Losing my Dad....17 years later

reeree dad 2015

I tend to blog about my Dad twice a year; his birthday and the date he died. He died so long ago now, that painful grief only surfaces on these dates, I like to take these moments to really remember him, as best as I can.

I was 15 when my Dad died suddenly, which is now a massive 17 years ago. The gap makes it harder and harder to pull memories that feel tangible, rather than just stories I've learned. I've been alive longer without him, than I ever was with him.

It's weird but the one memento I have that I like to read the most to remember him, is a letter an old friend of his wrote me, when I was about 16. It was a friend I remembered from my childhood, but who we hadn't seen since I was about 8. I'd written him, telling him how fondly I remembered him, and that my Dad had died, and whether he had any memories he could share with me.

His 10 page letter back to remembers a complete man, with flaws and sadness. But it feels so honest and true. Sometimes we slip into making our lost loved ones saint-like. Which isn't real.

I re-read this letter today, and was surprised that different sentences jumped out at me this time.

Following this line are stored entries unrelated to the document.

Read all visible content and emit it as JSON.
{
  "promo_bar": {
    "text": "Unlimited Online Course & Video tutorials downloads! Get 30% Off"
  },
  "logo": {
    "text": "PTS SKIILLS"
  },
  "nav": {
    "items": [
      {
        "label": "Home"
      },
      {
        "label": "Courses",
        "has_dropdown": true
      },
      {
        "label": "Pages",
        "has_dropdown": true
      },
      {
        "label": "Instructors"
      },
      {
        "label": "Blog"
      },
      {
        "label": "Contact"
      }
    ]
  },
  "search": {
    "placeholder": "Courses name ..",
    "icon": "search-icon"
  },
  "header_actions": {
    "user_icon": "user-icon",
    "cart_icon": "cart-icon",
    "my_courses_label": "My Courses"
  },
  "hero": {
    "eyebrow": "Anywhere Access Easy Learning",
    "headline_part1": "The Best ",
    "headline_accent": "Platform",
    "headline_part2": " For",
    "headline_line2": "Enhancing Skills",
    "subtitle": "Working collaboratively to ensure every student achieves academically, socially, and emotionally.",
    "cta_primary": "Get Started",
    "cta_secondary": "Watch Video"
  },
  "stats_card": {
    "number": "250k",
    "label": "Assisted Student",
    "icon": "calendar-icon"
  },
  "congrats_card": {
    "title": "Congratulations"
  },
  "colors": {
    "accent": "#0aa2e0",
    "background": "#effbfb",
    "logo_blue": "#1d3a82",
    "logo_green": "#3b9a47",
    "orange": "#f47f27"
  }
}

"We shared a notion that work could be fun and fulfilling." I'd never recalled this about my Dad before, and it makes me feel connected to him in a new way. He was self employed too.

My Dad apparently said to him, "What can I do now, because I have everything I ever wanted?" He was referring to owning a home, having a family etc. Now this feeling didn't last, my family home became a pretty broken one, and he stopped living with us when I was about 6, But I like that he felt it, at one time.

The letter gets sadder, as my Dad got sadder, but I feel very connected to the honesty in it. However, there's a part where my Dad ripped a £1 note in half and they took half each. They'd planned to meet up in a certain pub on Christmas eve in 1999. My Dad died in 1998, so I have  zero clues if he'd remembered, but the friend still had it in his wallet. Despite falling out with my Dad, he'd kept it. 

My Dad died at 42, which I appreciate more and more as being so young, I'm 32 now. He had no warning, it was just done. It makes me look at my life a little differently for sure.

I'm grateful I had him, I'm grateful for the person he helped me become. My heart broke when he died, and I became a new person. Grief feels so unique, but yet is one of the most universal experiences there is. We all break, and we all somehow put ourselves back together again.

My Dad never got to know me as an adult. I'd like to think we'd have continued to love each other's company, and shared a beer over his favourite pub games - darts and pool. Maybe we'd even have cut his huge ponytail (almost to his bum) off at the salon! Today, I'm going to play chess for the first time in years, as it was one of the games we used to enjoy today.